Thursday, November 18, 2010
Jordan Todman proves doubters wrong
By Brian Bennett
After running for nearly 1,200 yards as a sophomore, Connecticut's Jordan Todman already proved he was a major talent. But that was not enough. Todman wanted to show that he could be a workhorse, too.
Todman split carries almost evenly last season with Andre Dixon, a bigger back who often took the between-the-tackles duties while the smaller Todman ran off the edges. With Dixon gone, there were questions coming into this year whether the 5-foot-9, 193-pound Todman could be the every-down tailback or whether UConn would go with another tandem.
Jordan Todman has proved this season that he can be an every-down running back.
Nobody is asking that question anymore. Especially not after Todman's 37-carry, 222-yard performance in last Thursday's win over Pittsburgh.
"I heard people saying, 'Maybe he's too small' or 'He doesn't weigh enough to withstand all the carries,'" Todman said. "Well, 37 carries might have caused them to say 'Maybe he can do it.' I enjoy proving people wrong."
The Pitt game was the second time this year that Todman has had 37 carries and his third game of at least 33 attempts. Why wouldn't the Huskies keep handing him the ball? He has rushed for at least 100 yards in nine of his past 10 games (last month's Louisville game, a fiasco for the entire offense, was the only exception).
Todman has rushed for 1,176 yards and nine touchdowns despite missing a game with an elbow injury earlier this season. He ranks as the No. 2 running back in the FBS, continuing UConn's outstanding running back tradition. Donald Brown led the nation in rushing in 2008, and Dixon joined Todman as a 1,000-yard back last year.
(Yet, inexplicably and indefensibly, the Doak Walker Award voters don't seem to notice. They didn't include Brown as a finalist in 2008 and left Todman off the list of semifinalists this year. "It doesn't bother me," Todman said. "That's something based on everybody else's opinion.")
Despite his heavy workload, Todman said he hasn't been sore or "walking around limping." He credits that to his offseason work, in which he attacked the squat rack and ran every sprint and suicide as if it were the fourth quarter of the Fiesta Bowl.
"He made a concerted effort in the weight room last winter, spring and summer," UConn coach Randy Edsall said. "He's more durable this year. He's stronger and a little bit thicker.
"We ran him outside most of time last year, but now he's running outside, running inside and doing everything we ask of him. And not too many times do people get good shots at him, because he's a little bit slippery."
Connecticut's game plan always revolves around running the ball behind its terrific offensive line, and that will be the case again Saturday against Syracuse in the Carrier Dome. Todman ran for 123 yards and a touchdown against the Orange in last year's UConn win.
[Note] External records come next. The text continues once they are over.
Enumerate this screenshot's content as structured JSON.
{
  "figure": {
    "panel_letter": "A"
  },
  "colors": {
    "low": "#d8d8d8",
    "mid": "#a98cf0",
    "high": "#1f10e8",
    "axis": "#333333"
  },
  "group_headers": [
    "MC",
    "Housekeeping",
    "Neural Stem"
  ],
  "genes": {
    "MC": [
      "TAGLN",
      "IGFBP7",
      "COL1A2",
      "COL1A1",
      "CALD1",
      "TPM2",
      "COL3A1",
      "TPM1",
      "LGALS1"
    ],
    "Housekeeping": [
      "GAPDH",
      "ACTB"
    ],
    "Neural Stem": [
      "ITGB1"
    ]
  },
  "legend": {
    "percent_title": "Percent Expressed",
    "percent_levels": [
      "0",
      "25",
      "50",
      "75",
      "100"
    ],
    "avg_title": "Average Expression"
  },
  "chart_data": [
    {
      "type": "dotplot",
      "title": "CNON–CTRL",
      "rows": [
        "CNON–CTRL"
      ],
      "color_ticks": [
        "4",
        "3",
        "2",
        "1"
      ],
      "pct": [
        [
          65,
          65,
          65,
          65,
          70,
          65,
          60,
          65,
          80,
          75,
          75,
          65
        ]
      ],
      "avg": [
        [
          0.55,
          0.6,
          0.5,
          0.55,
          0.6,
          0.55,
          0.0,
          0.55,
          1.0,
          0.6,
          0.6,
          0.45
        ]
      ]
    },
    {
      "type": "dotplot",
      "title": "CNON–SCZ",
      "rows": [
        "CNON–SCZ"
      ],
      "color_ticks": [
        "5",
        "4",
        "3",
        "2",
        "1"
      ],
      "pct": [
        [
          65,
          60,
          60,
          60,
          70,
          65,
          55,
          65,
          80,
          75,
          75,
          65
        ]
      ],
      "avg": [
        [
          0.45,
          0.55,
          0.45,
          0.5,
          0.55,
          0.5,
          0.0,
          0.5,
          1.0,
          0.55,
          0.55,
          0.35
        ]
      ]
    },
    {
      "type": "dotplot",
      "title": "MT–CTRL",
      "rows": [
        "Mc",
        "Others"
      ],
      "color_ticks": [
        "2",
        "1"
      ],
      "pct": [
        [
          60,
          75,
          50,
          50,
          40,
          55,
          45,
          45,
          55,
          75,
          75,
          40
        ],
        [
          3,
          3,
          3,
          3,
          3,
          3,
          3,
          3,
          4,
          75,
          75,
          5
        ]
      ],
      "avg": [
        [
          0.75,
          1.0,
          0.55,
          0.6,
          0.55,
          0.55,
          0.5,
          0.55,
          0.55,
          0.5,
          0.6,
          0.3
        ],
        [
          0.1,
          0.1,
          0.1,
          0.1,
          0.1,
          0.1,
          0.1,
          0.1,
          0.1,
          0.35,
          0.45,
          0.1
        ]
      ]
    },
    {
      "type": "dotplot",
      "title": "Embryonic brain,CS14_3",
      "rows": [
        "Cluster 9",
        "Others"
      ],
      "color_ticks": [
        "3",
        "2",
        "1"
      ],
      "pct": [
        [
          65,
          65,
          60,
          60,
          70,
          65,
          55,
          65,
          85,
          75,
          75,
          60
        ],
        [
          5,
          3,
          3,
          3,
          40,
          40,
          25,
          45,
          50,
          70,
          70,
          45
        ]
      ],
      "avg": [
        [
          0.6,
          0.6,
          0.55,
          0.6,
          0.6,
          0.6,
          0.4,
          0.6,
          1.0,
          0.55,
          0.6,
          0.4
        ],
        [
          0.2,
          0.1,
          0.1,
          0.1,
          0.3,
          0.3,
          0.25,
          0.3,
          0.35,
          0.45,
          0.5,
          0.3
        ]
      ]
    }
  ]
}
"He's got good speed, good burst and he breaks out of cuts really fast," Syracuse linebacker Derrell Smith said. "It doesn't matter how big you are if you've got heart, and he's definitely got a lot of heart."
Todman doesn't come from a major recruiting hotbed. He grew up in New Bedford, Mass., not far from the Rhode Island border. He was the second-leading rusher in Massachusetts history, yet many prospective colleges wanted him to switch to defensive back. ESPN's recruiting profile of him ranked him as only the 118th-best running back in the class and said his "physical tools may be more suited on defense for the Division 1 level."
But Connecticut told him he could play running back and see time right away as a true freshman, and it helped that the school was within close driving distance for his two families: his biological one and the Cruz family that he lived with during his high school years. He chose the Huskies over Purdue and Boston College.
Soon, he'll face the same decision that Brown did in 2008: whether to go to the NFL a year early.
"That's in the back of my mind," he said. "But at the same time, I'm focusing on Syracuse and us winning out and possibly winning the Big East. Obviously, [going to the NFL] is everybody's dream in the game of football. At the end of year when it's time to look at it, I'll take it from there."
Whenever he decides to make the jump, Todman will have to prove himself all over again. Good thing he enjoys doing that.